De la limite de 24 semaines au critère du médecin
La réforme a été adoptée par la Chambre des représentants du Massachusetts le 22 juillet dernier par 119 voix contre 33. Ses défenseurs soutiennent qu’elle vise à protéger la relation entre le médecin et la patiente et à permettre de répondre à des situations médicales complexes sans les restrictions établies jusqu’à présent.
Cependant, la nouvelle rédaction ne se limite pas à introduire de nouvelles exceptions, mais supprime les conditions objectives qui restreignaient les avortements après 24 semaines.
« La gouverneure Healey et la législature du Massachusetts ont effacé les dernières protections pour les enfants non nés qui peuvent ressentir la douleur et qui pourraient survivre hors de l’utérus », a dénoncé Carol Tobias, présidente de National Right to Life, selon Life News.

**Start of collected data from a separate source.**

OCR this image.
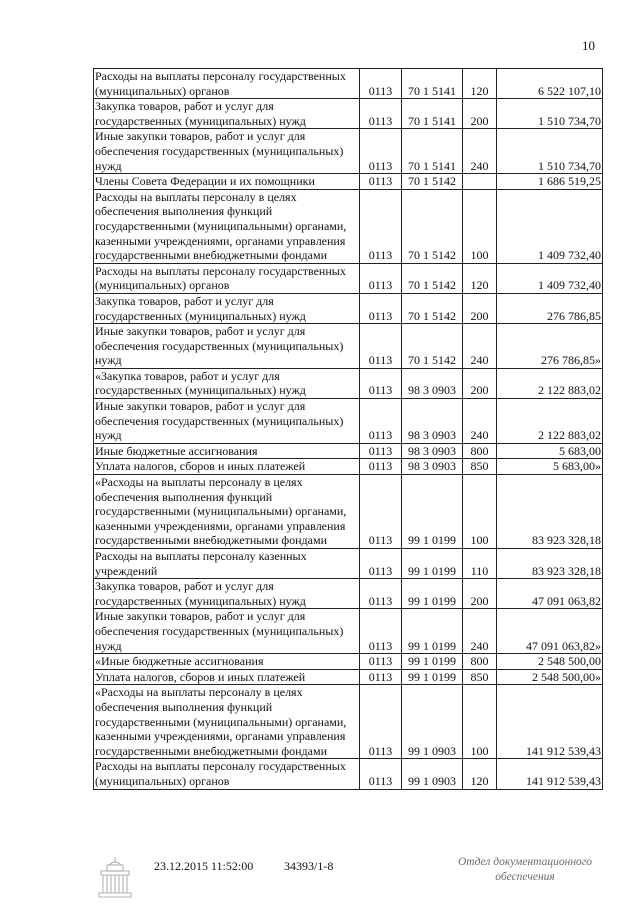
10
Расходы на выплаты персоналу государственных (муниципальных) органов	0113	70 1 5141	120	6 522 107,10
Закупка товаров, работ и услуг для государственных (муниципальных) нужд	0113	70 1 5141	200	1 510 734,70
Иные закупки товаров, работ и услуг для обеспечения государственных (муниципальных) нужд	0113	70 1 5141	240	1 510 734,70
Члены Совета Федерации и их помощники	0113	70 1 5142		1 686 519,25
Расходы на выплаты персоналу в целях обеспечения выполнения функций государственными (муниципальными) органами, казенными учреждениями, органами управления государственными внебюджетными фондами	0113	70 1 5142	100	1 409 732,40
Расходы на выплаты персоналу государственных (муниципальных) органов	0113	70 1 5142	120	1 409 732,40
Закупка товаров, работ и услуг для государственных (муниципальных) нужд	0113	70 1 5142	200	276 786,85
Иные закупки товаров, работ и услуг для обеспечения государственных (муниципальных) нужд	0113	70 1 5142	240	276 786,85»
«Закупка товаров, работ и услуг для государственных (муниципальных) нужд	0113	98 3 0903	200	2 122 883,02
Иные закупки товаров, работ и услуг для обеспечения государственных (муниципальных) нужд	0113	98 3 0903	240	2 122 883,02
Иные бюджетные ассигнования	0113	98 3 0903	800	5 683,00
Уплата налогов, сборов и иных платежей	0113	98 3 0903	850	5 683,00»
«Расходы на выплаты персоналу в целях обеспечения выполнения функций государственными (муниципальными) органами, казенными учреждениями, органами управления государственными внебюджетными фондами	0113	99 1 0199	100	83 923 328,18
Расходы на выплаты персоналу казенных учреждений	0113	99 1 0199	110	83 923 328,18
Закупка товаров, работ и услуг для государственных (муниципальных) нужд	0113	99 1 0199	200	47 091 063,82
Иные закупки товаров, работ и услуг для обеспечения государственных (муниципальных) нужд	0113	99 1 0199	240	47 091 063,82»
«Иные бюджетные ассигнования	0113	99 1 0199	800	2 548 500,00
Уплата налогов, сборов и иных платежей	0113	99 1 0199	850	2 548 500,00»
«Расходы на выплаты персоналу в целях обеспечения выполнения функций государственными (муниципальными) органами, казенными учреждениями, органами управления государственными внебюджетными фондами	0113	99 1 0903	100	141 912 539,43
Расходы на выплаты персоналу государственных (муниципальных) органов	0113	99 1 0903	120	141 912 539,43
23.12.2015 11:52:00	34393/1-8	Отдел документационного обеспечения
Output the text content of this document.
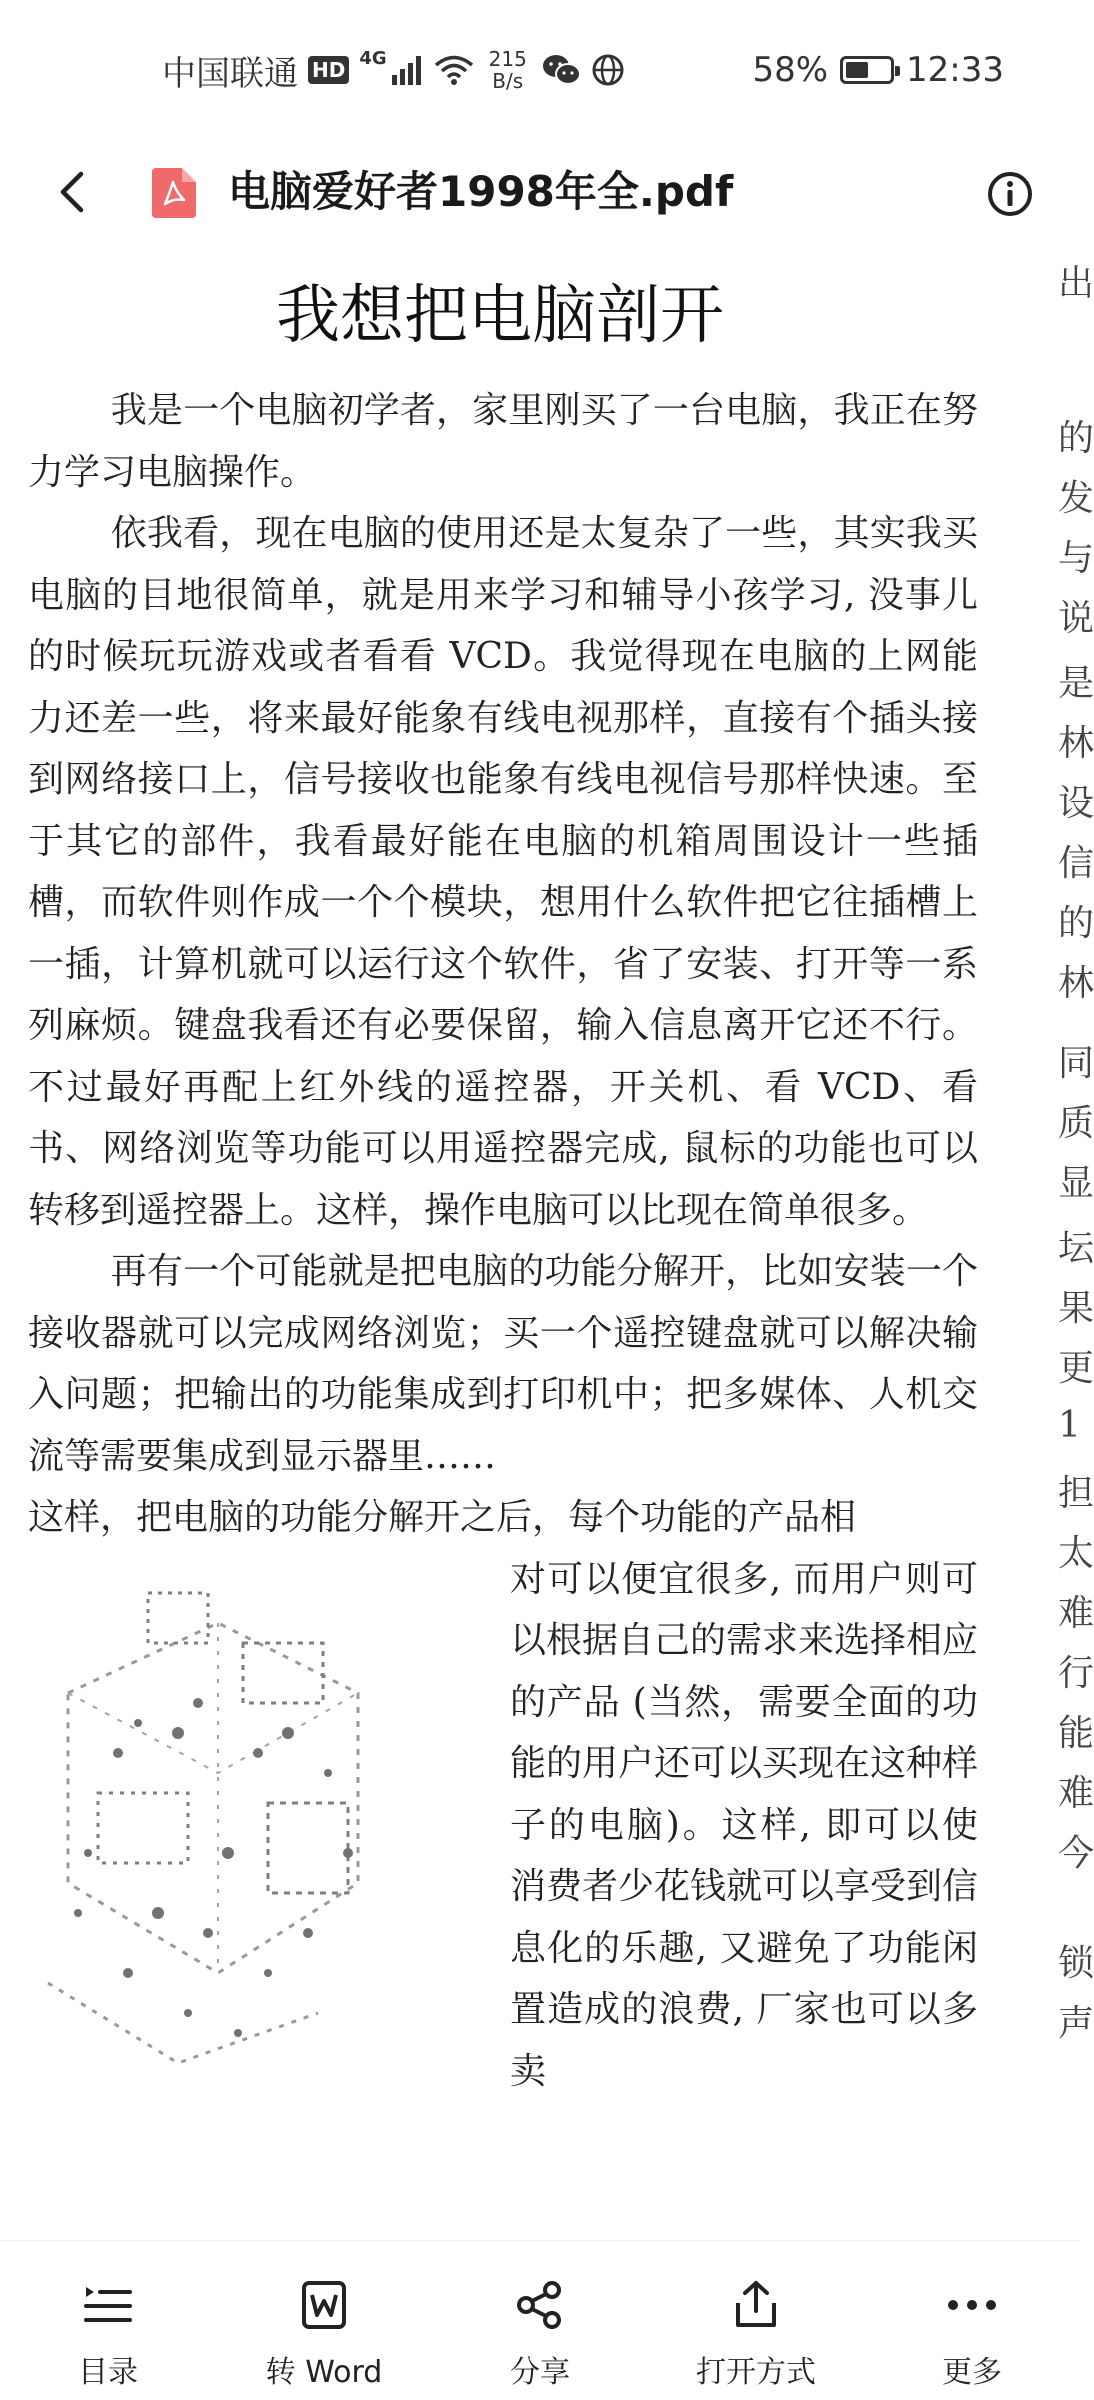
中国联通 HD 4G	215
B/s	58% 12:33
电脑爱好者1998年全.pdf
我想把电脑剖开

我是一个电脑初学者，家里刚买了一台电脑，我正在努力学习电脑操作。

依我看，现在电脑的使用还是太复杂了一些，其实我买电脑的目地很简单，就是用来学习和辅导小孩学习, 没事儿的时候玩玩游戏或者看看 VCD。我觉得现在电脑的上网能力还差一些，将来最好能象有线电视那样，直接有个插头接到网络接口上，信号接收也能象有线电视信号那样快速。至于其它的部件，我看最好能在电脑的机箱周围设计一些插槽，而软件则作成一个个模块，想用什么软件把它往插槽上一插，计算机就可以运行这个软件，省了安装、打开等一系列麻烦。键盘我看还有必要保留，输入信息离开它还不行。不过最好再配上红外线的遥控器，开关机、看 VCD、看书、网络浏览等功能可以用遥控器完成, 鼠标的功能也可以转移到遥控器上。这样，操作电脑可以比现在简单很多。

再有一个可能就是把电脑的功能分解开，比如安装一个接收器就可以完成网络浏览；买一个遥控键盘就可以解决输入问题；把输出的功能集成到打印机中；把多媒体、人机交流等需要集成到显示器里……

这样，把电脑的功能分解开之后，每个功能的产品相
对可以便宜很多, 而用户则可以根据自己的需求来选择相应的产品 (当然，需要全面的功能的用户还可以买现在这种样子的电脑)。这样, 即可以使消费者少花钱就可以享受到信息化的乐趣, 又避免了功能闲置造成的浪费, 厂家也可以多卖
出
的
发
与
说
是
林
设
信
的
林
同
质
显
坛
果
更
1
担
太
难
行
能
难
今
锁
声
目录	转 Word	分享	打开方式	更多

Tobias a souligné la contradiction que représente le fait que des enfants prématurés d’un certain âge gestationnel reçoivent des soins intensifs pour les maintenir en vie tandis que d’autres enfants au même stade de développement peuvent être avortés.
« Lorsque les législateurs suppriment toute limitation objective et autorisent un prestataire d’avortements à décider si un avortement peut être pratiqué à n’importe quel moment de la grossesse, l’avortement jusqu’à la naissance est précisément ce que la loi permet », a-t-elle affirmé.

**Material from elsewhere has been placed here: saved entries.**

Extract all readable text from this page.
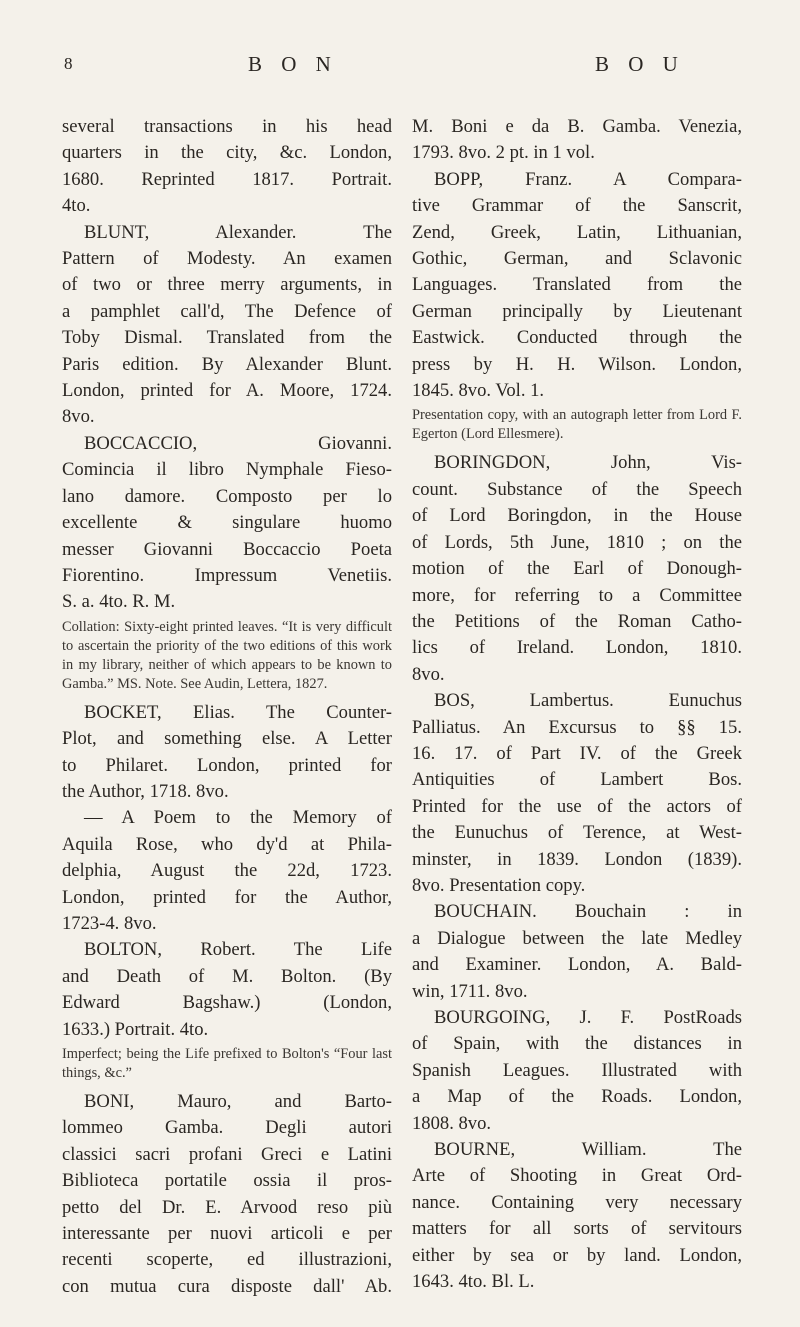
8	B O N	B O U
several transactions in his head
quarters in the city, &c. London,
1680. Reprinted 1817. Portrait.
4to.
BLUNT, Alexander. The
Pattern of Modesty. An examen
of two or three merry arguments, in
a pamphlet call'd, The Defence of
Toby Dismal. Translated from the
Paris edition. By Alexander Blunt.
London, printed for A. Moore, 1724.
8vo.
BOCCACCIO, Giovanni.
Comincia il libro Nymphale Fieso-
lano damore. Composto per lo
excellente & singulare huomo
messer Giovanni Boccaccio Poeta
Fiorentino. Impressum Venetiis.
S. a. 4to. R. M.
Collation: Sixty-eight printed leaves. “It is very difficult to ascertain the priority of the two editions of this work in my library, neither of which appears to be known to Gamba.” MS. Note. See Audin, Lettera, 1827.
BOCKET, Elias. The Counter-
Plot, and something else. A Letter
to Philaret. London, printed for
the Author, 1718. 8vo.
— A Poem to the Memory of
Aquila Rose, who dy'd at Phila-
delphia, August the 22d, 1723.
London, printed for the Author,
1723-4. 8vo.
BOLTON, Robert. The Life
and Death of M. Bolton. (By
Edward Bagshaw.) (London,
1633.) Portrait. 4to.
Imperfect; being the Life prefixed to Bolton's “Four last things, &c.”
BONI, Mauro, and Barto-
lommeo Gamba. Degli autori
classici sacri profani Greci e Latini
Biblioteca portatile ossia il pros-
petto del Dr. E. Arvood reso più
interessante per nuovi articoli e per
recenti scoperte, ed illustrazioni,
con mutua cura disposte dall' Ab.
M. Boni e da B. Gamba. Venezia,
1793. 8vo. 2 pt. in 1 vol.
BOPP, Franz. A Compara-
tive Grammar of the Sanscrit,
Zend, Greek, Latin, Lithuanian,
Gothic, German, and Sclavonic
Languages. Translated from the
German principally by Lieutenant
Eastwick. Conducted through the
press by H. H. Wilson. London,
1845. 8vo. Vol. 1.
Presentation copy, with an autograph letter from Lord F. Egerton (Lord Ellesmere).
BORINGDON, John, Vis-
count. Substance of the Speech
of Lord Boringdon, in the House
of Lords, 5th June, 1810 ; on the
motion of the Earl of Donough-
more, for referring to a Committee
the Petitions of the Roman Catho-
lics of Ireland. London, 1810.
8vo.
BOS, Lambertus. Eunuchus
Palliatus. An Excursus to §§ 15.
16. 17. of Part IV. of the Greek
Antiquities of Lambert Bos.
Printed for the use of the actors of
the Eunuchus of Terence, at West-
minster, in 1839. London (1839).
8vo. Presentation copy.
BOUCHAIN. Bouchain : in
a Dialogue between the late Medley
and Examiner. London, A. Bald-
win, 1711. 8vo.
BOURGOING, J. F. PostRoads
of Spain, with the distances in
Spanish Leagues. Illustrated with
a Map of the Roads. London,
1808. 8vo.
BOURNE, William. The
Arte of Shooting in Great Ord-
nance. Containing very necessary
matters for all sorts of servitours
either by sea or by land. London,
1643. 4to. Bl. L.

Supprime également l’exigence de pratiquer ces avortements dans les hôpitaux
La nouvelle législation supprime en outre l’obligation que les avortements après 24 semaines soient pratiqués dans un hôpital.
Myrna Maloney Flynn, présidente de Massachusetts Citizens for Life, soutient que la réforme permet à un seul médecin de déterminer si un avortement peut être pratiqué à des stades avancés de la grossesse.

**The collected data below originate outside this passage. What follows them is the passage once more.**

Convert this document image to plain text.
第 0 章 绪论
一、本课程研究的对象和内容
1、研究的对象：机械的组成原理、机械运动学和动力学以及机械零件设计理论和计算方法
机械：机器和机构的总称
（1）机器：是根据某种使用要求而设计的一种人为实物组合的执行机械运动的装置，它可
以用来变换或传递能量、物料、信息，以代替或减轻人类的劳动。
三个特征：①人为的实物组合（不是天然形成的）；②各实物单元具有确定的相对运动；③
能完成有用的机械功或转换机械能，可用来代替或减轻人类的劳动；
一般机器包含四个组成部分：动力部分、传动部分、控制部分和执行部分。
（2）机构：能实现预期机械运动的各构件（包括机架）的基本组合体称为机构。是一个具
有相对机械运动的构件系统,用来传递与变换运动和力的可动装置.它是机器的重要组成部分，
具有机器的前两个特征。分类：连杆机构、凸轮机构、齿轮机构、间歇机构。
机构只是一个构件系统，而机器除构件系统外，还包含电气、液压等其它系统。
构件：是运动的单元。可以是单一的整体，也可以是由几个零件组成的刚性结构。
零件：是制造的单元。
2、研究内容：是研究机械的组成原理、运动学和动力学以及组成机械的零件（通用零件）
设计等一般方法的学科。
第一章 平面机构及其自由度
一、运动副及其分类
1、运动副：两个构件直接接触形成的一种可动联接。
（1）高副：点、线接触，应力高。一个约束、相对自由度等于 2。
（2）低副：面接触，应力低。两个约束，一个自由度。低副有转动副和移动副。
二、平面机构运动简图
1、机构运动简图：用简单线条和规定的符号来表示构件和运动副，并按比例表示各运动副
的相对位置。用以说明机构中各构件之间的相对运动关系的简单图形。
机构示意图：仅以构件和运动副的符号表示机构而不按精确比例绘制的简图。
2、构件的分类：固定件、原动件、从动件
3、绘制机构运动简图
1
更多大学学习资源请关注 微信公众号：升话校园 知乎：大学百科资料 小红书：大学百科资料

« Légaliser l’avortement électif jusqu’à la naissance chez des mères en bonne santé et des enfants non nés en bonne santé et capables de ressentir la douleur ne consiste pas à protéger la relation entre le médecin et la patiente », a affirmé Flynn.
La dirigeante pro-vie a réclamé, face à l’avortement dans les grossesses avec des diagnostics particulièrement graves, que les femmes reçoivent des informations et un soutien sur des alternatives comme les soins palliatifs périnataux et d’autres ressources d’accompagnement.
Le Massachusetts approfondit sa législation pro-avortement
La réforme place le Massachusetts parmi les États américains ayant l’une des législations les plus permissives en matière d’avortement.
Depuis que la Cour suprême des États-Unis a annulé en 2022 le précédent de Roe v. Wade et a rendu aux États de larges compétences pour légiférer sur l’avortement, le pays a progressé dans deux directions opposées : tandis que certains États ont adopté de plus grandes protections pour l’enfant non né, d’autres ont supprimé les restrictions et renforcé l’accès à l’avortement.
Le Massachusetts se situe parmi ces derniers. Avec la nouvelle loi, après 24 semaines, les circonstances médicales concrètes établies jusqu’à présent ne sont plus exigées et la décision est liée au jugement professionnel du médecin, supprimant ainsi l’une des dernières barrières face à l’avortement.